Políticas públicas para favorecer o desenvolvimento territorial
As empresas da economia social e solidária são criadas em coletividades que se mobilizam para favorecer o desenvolvimento. Com frequência constituem a única opção para as coletividades marginalizadas quando os investidores privados as abandonaram ou não encontram interesse em mercados menos rentáveis ou em regiões distantes. Assim, para favorecer o desenvolvimento social, cultural e econômico de seus territórios, existem governos de ordem municipal, regional (toda entidade subnacional, província, região, estado, etc.), nacional ou internacional que lançaram iniciativas para facilitar a criação e o crescimento destas empresas. Do seu lado, para as coletividades locais, o fato de poder contar com uma política pública para formar redes, estabelecer processos de planejamento estratégico e implementar projetos coletivos constitui um fator imprescindível de êxito.

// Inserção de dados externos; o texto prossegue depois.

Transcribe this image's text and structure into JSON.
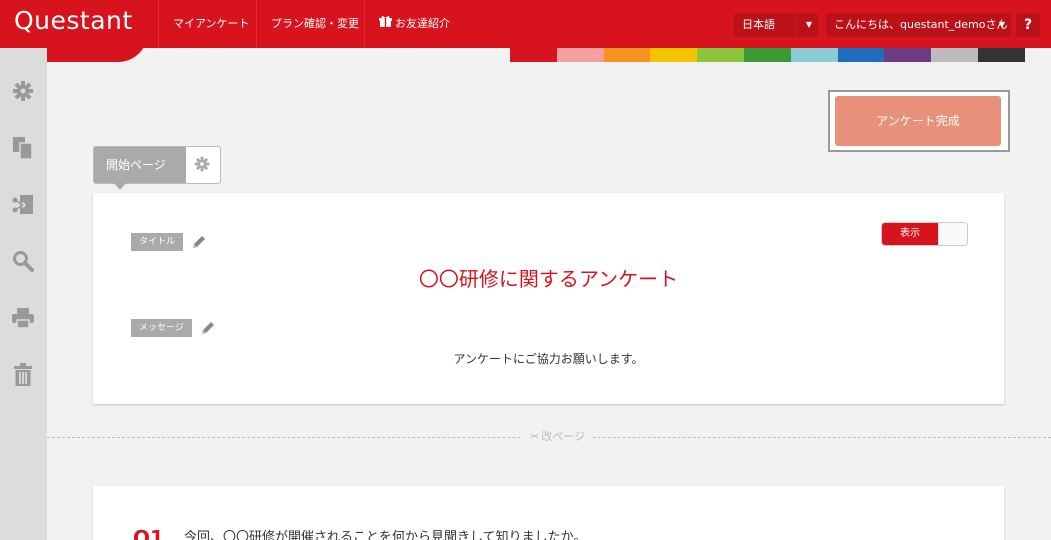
{
  "header": {
    "logo": "Questant",
    "nav": [
      {
        "label": "マイアンケート"
      },
      {
        "label": "プラン確認・変更"
      },
      {
        "label": "お友達紹介"
      }
    ],
    "language": "日本語",
    "greeting": "こんにちは、questant_demoさん",
    "help": "?"
  },
  "color_strip": [
    "#d7141d",
    "#f4a0a0",
    "#f7931e",
    "#f5c400",
    "#8cc43a",
    "#3a9a35",
    "#8ccbd4",
    "#1f6ebd",
    "#6d3a84",
    "#bcbcbc",
    "#333333"
  ],
  "sidebar": {
    "icons": [
      "gear-icon",
      "copy-icon",
      "share-icon",
      "search-icon",
      "print-icon",
      "trash-icon"
    ]
  },
  "actions": {
    "complete": "アンケート完成"
  },
  "start_page": {
    "label": "開始ページ"
  },
  "intro_card": {
    "title_chip": "タイトル",
    "message_chip": "メッセージ",
    "toggle_label": "表示",
    "title": "〇〇研修に関するアンケート",
    "message": "アンケートにご協力お願いします。"
  },
  "page_break": {
    "label": "改ページ"
  },
  "question": {
    "number": "Q1",
    "text": "今回、〇〇研修が開催されることを何から見聞きして知りましたか。"
  }
}
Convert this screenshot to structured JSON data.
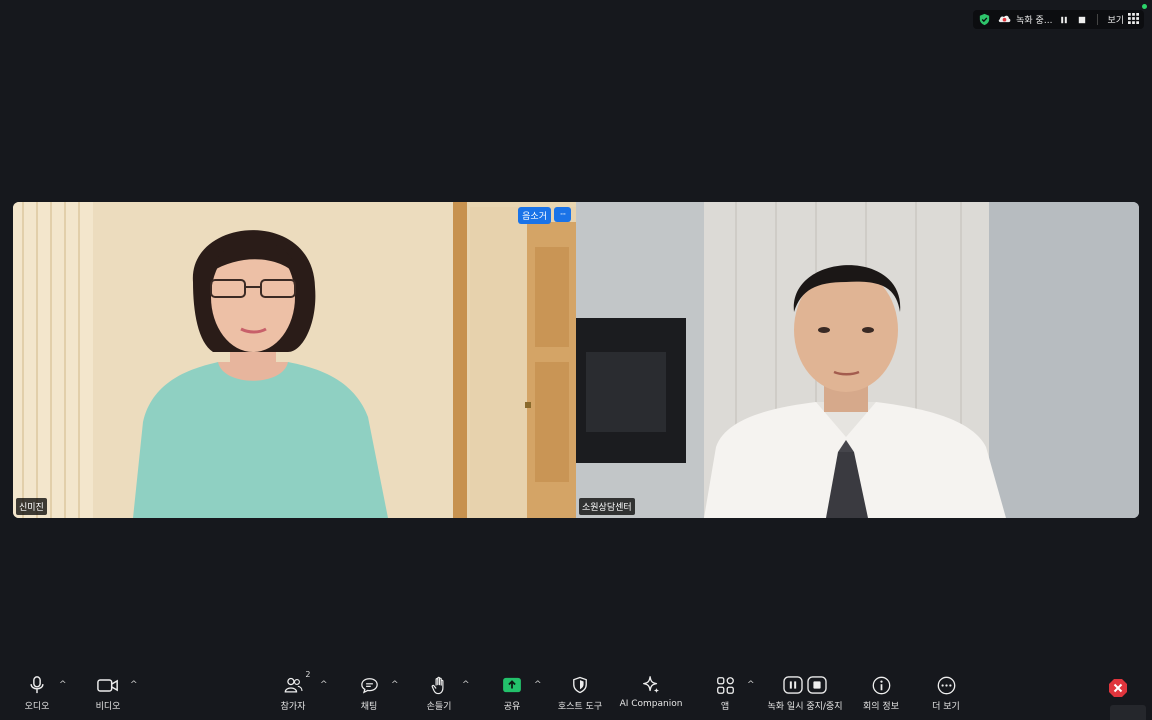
{
  "status": {
    "recording_label": "녹화 중...",
    "view_label": "보기"
  },
  "tiles": [
    {
      "name": "신미진",
      "mute_label": "음소거",
      "more_label": "···"
    },
    {
      "name": "소원상담센터"
    }
  ],
  "toolbar": {
    "audio": "오디오",
    "video": "비디오",
    "participants": "참가자",
    "participants_count": "2",
    "chat": "채팅",
    "raise_hand": "손들기",
    "share": "공유",
    "host_tools": "호스트 도구",
    "ai_companion": "AI Companion",
    "apps": "앱",
    "recording_control": "녹화 일시 중지/중지",
    "meeting_info": "회의 정보",
    "more": "더 보기"
  },
  "colors": {
    "accent": "#1a73e8",
    "share_green": "#23c16b",
    "end_red": "#e0353d"
  },
  "icons": [
    "shield-icon",
    "cloud-record-icon",
    "pause-icon",
    "stop-icon",
    "grid-icon",
    "mic-icon",
    "camera-icon",
    "people-icon",
    "chat-icon",
    "hand-icon",
    "share-icon",
    "host-shield-icon",
    "sparkle-icon",
    "apps-icon",
    "record-pause-icon",
    "record-stop-icon",
    "info-icon",
    "more-icon",
    "end-icon"
  ]
}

Políticas públicas que favorecem ferramentas financieras adecuadas para la ESS
Um dos principais desafios para as empresas da economia social e solidária é obter o financiamento suficiente e em condições aceitáveis para tornar possível seu desenvolvimento. Os governos podem facilitar o acesso ao capital reconhecendo o caráter particular destas empresas, permitindo-lhes a alocação de recursos próprios, adotando medidas fiscais que incentivem os atores privados a investirem também ali, contribuindo para fundos de investimento dedicados a elas ou criando ferramentas financeiras específicas para estas empresas ou organizações que as apoiam.
Medidas genéricas em favor do desenvolvimento da ESS
De igual forma que as empresas privadas, as empresas da economia social e solidária devem ter acesso aos mercados adequados, acesso à pesquisa e ao desenvolvimento bem como a recursos que lhes permitam exercer práticas de gestão eficiente. Entretanto, os programas e políticas pensados para o setor privado, com frequência, precisam ser adaptados para satisfazer as necessidades das empresas da economia social e solidária. Ferramentas especialmente desenhadas para as empresas da economia social e solidária permitem colocar todas as empresas em igualdade de condições, as características próprias de cada uma das organizações são reconhecidas, e o mais importante ainda: a sua contribuição para atingir os objetivos sociais, meio-ambientais ou culturais, os quais, sem esta contribuição, precisariam de formas muito mais onerosas de investimento por parte do governo. Neste sentido, as políticas e os programas em favor das empresas da economia social e solidária não constituem uma competição injusta para o setor lucrativo baseado na propriedade privada. Pelo contrário, permitem que empresas da economia social e solidária tenham os meios de serem competitivas no mercado sem por isso comprometer seus objetivos sociais ou meio-ambientais. Em muitos casos, quando as empresas da economia social e solidária já criaram um espaço para elas nos mercados e se tornaram rentáveis, a ajuda de longo prazo por parte do governo não é necessária.